Ingredients:
- 6 Corn Tortillas (approx. 70g), cut into thin strips
- 30 ml (2 Tbsp) Neutral Oil (e.g., canola or grapeseed)
- Pinch of Kosher Salt
- 30 ml (2 Tbsp) Extra Virgin Olive Oil
- 1 Large White Onion, finely chopped
- 2 Cloves Garlic, minced
- 1 Medium Jalapeño, seeds removed and minced (optional)
- 10 ml (2 tsp) Chili Powder (preferably Ancho or New Mexico)
- 5 ml (1 tsp) Ground Cumin
- 2.5 ml (½ tsp) Dried Oregano
- 15 ml (1 Tbsp) Tomato Paste
- 1 Litre (4 cups) Chicken Stock (low sodium)
- 425g (15 oz) Can Diced Tomatoes, undrained
- 425g (15 oz) Can Black Beans, rinsed and drained
- 225g (8 oz) Cream Cheese (full-fat block), cut into 1-inch cubes
- 450g (1 lb) Cooked Chicken (Rotisserie or pre-cooked), shredded
- 60 ml (4 Tbsp) Fresh Lime Juice
- 5g (¼ cup) Fresh Coriander/Cilantro, chopped
- Kosher Salt and Freshly Ground Black Pepper, to taste
- Shredded Monterey Jack or Cheddar Cheese (for serving)

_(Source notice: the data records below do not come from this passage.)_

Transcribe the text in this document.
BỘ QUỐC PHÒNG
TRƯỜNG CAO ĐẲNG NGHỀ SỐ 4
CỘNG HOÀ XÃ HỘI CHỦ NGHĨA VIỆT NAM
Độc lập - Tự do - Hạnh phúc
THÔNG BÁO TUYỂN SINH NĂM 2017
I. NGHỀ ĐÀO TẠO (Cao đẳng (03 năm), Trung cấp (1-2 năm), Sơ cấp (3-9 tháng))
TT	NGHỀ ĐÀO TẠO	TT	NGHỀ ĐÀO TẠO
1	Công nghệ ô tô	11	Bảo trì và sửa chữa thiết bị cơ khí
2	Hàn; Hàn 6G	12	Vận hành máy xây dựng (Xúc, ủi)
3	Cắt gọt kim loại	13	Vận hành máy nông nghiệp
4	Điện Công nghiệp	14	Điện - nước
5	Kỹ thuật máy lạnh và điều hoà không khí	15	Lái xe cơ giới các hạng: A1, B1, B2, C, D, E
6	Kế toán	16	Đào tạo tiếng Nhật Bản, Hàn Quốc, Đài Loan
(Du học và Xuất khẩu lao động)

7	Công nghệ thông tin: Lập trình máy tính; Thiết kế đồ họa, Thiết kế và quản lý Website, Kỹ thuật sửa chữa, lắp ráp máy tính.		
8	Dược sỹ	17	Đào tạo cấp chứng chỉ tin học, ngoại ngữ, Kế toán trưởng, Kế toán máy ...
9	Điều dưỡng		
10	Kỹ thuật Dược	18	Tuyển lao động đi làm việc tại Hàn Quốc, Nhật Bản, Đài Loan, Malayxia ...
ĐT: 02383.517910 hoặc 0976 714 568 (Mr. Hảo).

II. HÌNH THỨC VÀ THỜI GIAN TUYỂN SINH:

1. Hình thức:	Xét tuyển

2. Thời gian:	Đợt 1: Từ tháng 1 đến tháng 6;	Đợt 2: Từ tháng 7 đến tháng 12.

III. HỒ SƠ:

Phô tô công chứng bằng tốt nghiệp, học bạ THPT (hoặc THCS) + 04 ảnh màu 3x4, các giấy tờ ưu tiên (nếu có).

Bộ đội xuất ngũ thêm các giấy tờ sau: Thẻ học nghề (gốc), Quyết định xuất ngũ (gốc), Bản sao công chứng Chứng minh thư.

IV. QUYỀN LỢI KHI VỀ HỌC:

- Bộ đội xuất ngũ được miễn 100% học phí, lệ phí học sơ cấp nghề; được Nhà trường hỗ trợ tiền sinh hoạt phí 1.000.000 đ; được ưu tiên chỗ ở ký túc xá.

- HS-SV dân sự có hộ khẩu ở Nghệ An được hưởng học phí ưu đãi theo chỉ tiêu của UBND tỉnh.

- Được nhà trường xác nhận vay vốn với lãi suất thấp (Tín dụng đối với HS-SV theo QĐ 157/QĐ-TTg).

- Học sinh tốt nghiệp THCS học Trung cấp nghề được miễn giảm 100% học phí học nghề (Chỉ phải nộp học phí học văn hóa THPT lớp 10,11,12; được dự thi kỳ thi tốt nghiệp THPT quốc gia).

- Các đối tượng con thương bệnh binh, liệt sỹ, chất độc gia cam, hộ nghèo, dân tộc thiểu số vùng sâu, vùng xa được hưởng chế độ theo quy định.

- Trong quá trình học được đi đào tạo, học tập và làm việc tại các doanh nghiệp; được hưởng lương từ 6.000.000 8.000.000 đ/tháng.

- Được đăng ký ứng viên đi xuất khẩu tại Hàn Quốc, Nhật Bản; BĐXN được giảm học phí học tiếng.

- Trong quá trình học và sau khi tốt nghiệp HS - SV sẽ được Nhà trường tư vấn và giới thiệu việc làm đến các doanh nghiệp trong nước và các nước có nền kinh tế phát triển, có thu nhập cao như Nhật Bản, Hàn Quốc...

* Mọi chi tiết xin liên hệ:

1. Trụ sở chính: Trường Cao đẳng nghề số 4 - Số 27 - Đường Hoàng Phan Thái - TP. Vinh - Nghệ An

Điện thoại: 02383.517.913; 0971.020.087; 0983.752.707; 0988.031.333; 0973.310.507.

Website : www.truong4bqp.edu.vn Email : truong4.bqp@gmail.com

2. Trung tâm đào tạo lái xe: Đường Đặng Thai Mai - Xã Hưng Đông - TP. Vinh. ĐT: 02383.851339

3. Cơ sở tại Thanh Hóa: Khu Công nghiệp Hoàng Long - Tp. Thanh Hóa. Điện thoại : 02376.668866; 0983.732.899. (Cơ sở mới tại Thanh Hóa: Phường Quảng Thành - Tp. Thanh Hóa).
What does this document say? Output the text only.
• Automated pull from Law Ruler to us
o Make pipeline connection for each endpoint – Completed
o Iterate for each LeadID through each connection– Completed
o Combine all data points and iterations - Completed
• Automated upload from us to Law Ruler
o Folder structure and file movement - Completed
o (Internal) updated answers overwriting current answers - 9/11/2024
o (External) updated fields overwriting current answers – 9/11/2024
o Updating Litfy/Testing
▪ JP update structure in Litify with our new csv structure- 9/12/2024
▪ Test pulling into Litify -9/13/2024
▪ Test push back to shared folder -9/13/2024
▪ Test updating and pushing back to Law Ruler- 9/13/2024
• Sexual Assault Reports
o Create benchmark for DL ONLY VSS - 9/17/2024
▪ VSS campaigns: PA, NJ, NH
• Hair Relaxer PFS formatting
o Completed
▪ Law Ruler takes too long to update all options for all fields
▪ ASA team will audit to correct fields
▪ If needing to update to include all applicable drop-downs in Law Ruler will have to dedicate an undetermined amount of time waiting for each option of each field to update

- Diced Avocado (for serving)
Instructions:
- Fry the Strips: Heat the neutral oil in a small pan over medium-high heat. Fry the tortilla strips in batches until golden brown and crisp (2–3 minutes per batch). Drain on paper towels and immediately season with a pinch of salt. Set aside. Ensure the chicken is shredded and ready to go.
- Sauté Aromatics: Heat olive oil in the Dutch oven over medium heat. Add the chopped onion and sauté until softened and translucent, about 5–7 minutes. Stir in the minced garlic and jalapeño (if using). Cook for 1 minute until fragrant.
- Bloom the Spices: Add the chili powder, cumin, and oregano. Stir constantly for 30 seconds to toast the spices. Stir in the tomato paste and cook for 1 minute, scraping the bottom of the pot.
- Simmer and Blend: Pour in the chicken stock and canned diced tomatoes (including the liquid). Stir in the rinsed black beans. Bring the mixture to a low, steady simmer. Reduce the heat and simmer, uncovered, for 15 minutes. Use an immersion blender to briefly blend about one-third of the soup mixture to create thickness.
- Cream and Finish: Return the soup to low heat. Add the cubed cream cheese. Stir frequently until the cream cheese has fully melted and the soup is smooth and velvety (about 3–5 minutes). Do not allow the soup to boil vigorously. Stir in the shredded chicken and cook for 2–3 minutes until heated through.
- Serve: Stir in the fresh lime juice and chopped cilantro. Taste the soup and adjust the seasoning with salt and pepper. Ladle the piping hot soup into bowls and garnish generously with the crispy tortilla strips, shredded cheese, and diced avocado.